Ce spectre du déclin braudélien hante les figures clés de la deuxième administration Trump. « Dites-moi ce que toutes les anciennes monnaies de réserve ont en commun », s’interrogeait (le 13 juin 2024) Scott Bessent, aujourd’hui secrétaire au Trésor, pendant la campagne électorale. « Le Portugal, l’Espagne, les Pays-Bas, la France, le Royaume-Uni… Comment ont-ils perdu leur statut de monnaie de réserve ? » La réponse : « Ils se sont fortement endettés et n’ont plus été en mesure de financer leur armée. » Si Bessent, ancien gestionnaire de fonds spéculatifs, nie officiellement l’existence d’un programme de dépréciation du dollar, les spéculateurs font baisser le taux de change de la devise américaine depuis l’arrivée au pouvoir de Trump, en janvier 2025. Le secrétaire d’Etat Marco Rubio est l’auteur d’un rapport datajt de 2019 sur « l’investissement américain au XXIe siècle », dans lequel il fustige Wall Street pour son régime de valeur actionnariale qui « oriente les décisions des entreprises vers un rendement rapide et prévisible pour les investisseurs plutôt que vers le renforcement des capacités à long terme des entreprises ». Son point de vue sur la finance est partagé par des « populistes » républicains autoproclamés tels que Josh Hawley [sénateur du Missouri].
Cette hostilité latente envers Wall Street a marqué une rupture idéologique au cours des premiers mois du second mandat de Trump : d’un côté, les droits de douane imposés par le président à l’occasion du « Jour de la libération » [2 avril 2025] ont secoué les marchés financiers ; de l’autre, Wall Street a riposté en provoquant une panique financière afin de discipliner la Maison Blanche.

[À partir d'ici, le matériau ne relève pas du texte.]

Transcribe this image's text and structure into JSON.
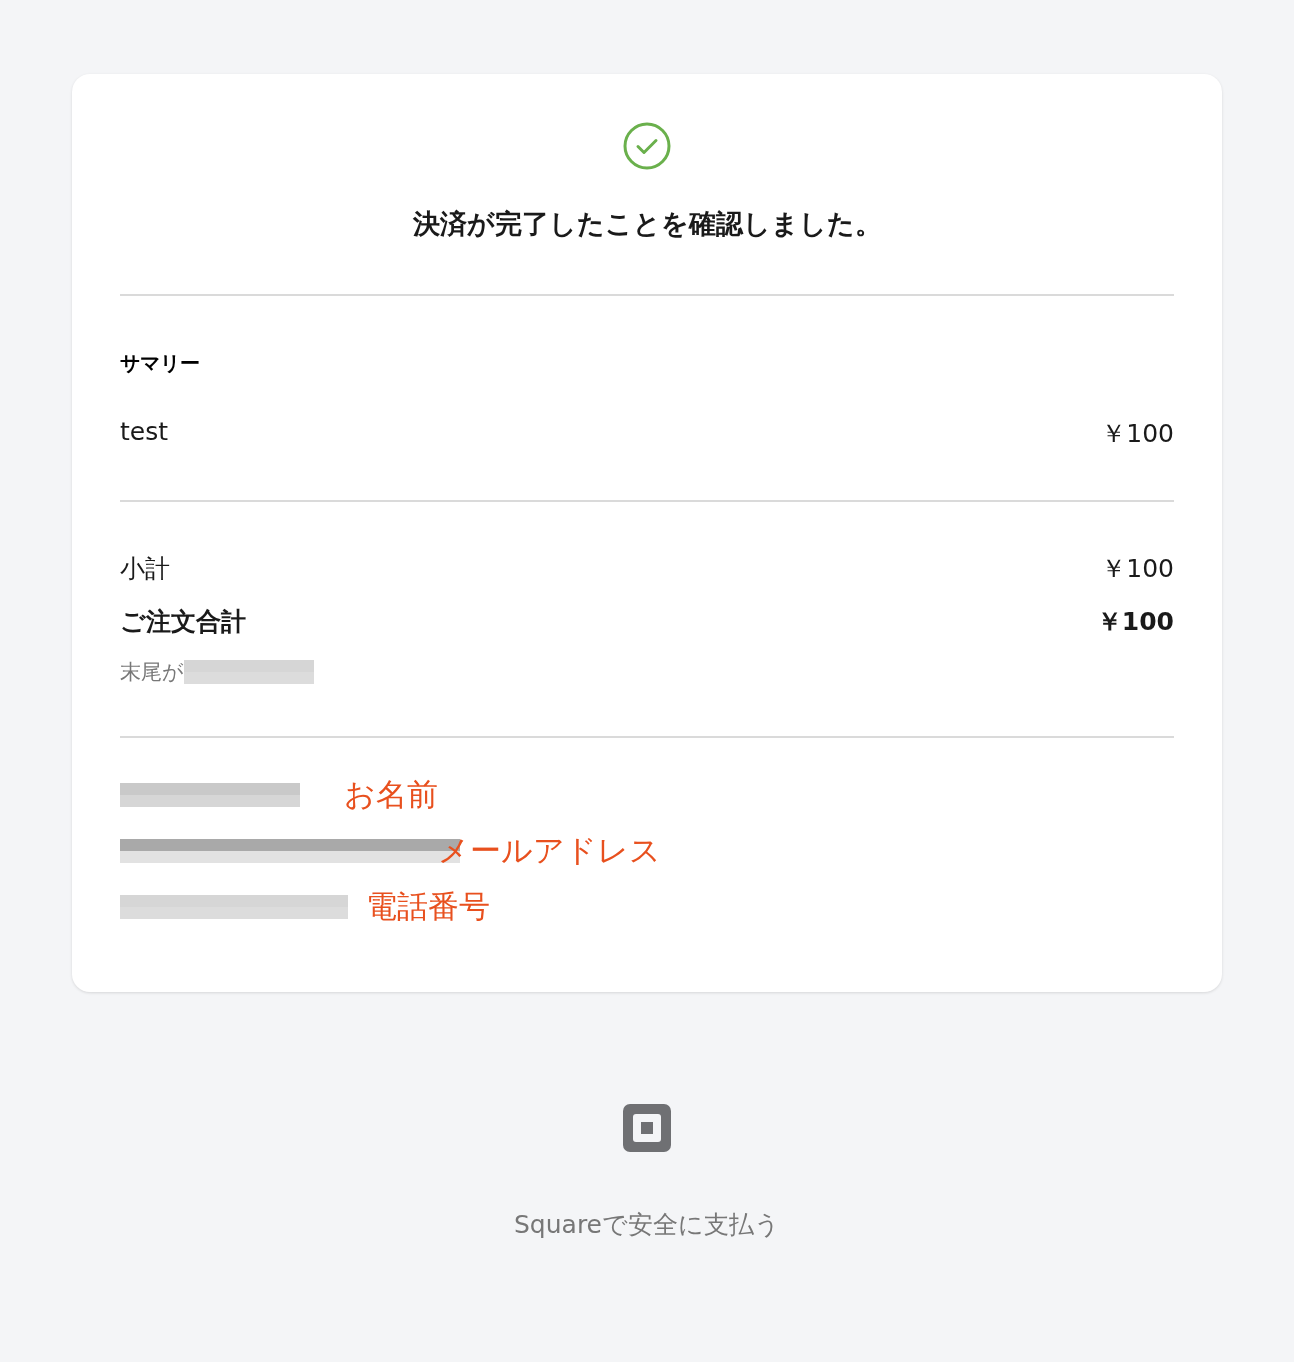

La question centrale du second mandat de Trump reste de savoir si la coalition entre les « populistes » autoproclamés du MAGA et la base électorale de Trump – qui attend une amélioration du niveau de vie et la sécurité de l’emploi grâce à une relance de l’industrie manufacturière états-unienne par le biais de droits de douane et à un raffermissement du marché du travail par le biais de l’expulsion des immigrés – est viable. Les entreprises du secteur des énergies fossiles et les entreprises technologiques orientées vers la défense, telles que Palantir et Anduril, trouvent beaucoup d’intérêt dans le natio-militarisme. Mais la politique commerciale de Trump nuit clairement au secteur financier privé et aux grandes entreprises technologiques, deux secteurs qui ont toujours soutenu Trump et qui s’attendent à être récompensés. S’attaquer à ces secteurs risque d’aliéner les factions mêmes du capital états-unien qui l’ont propulsé à la présidence.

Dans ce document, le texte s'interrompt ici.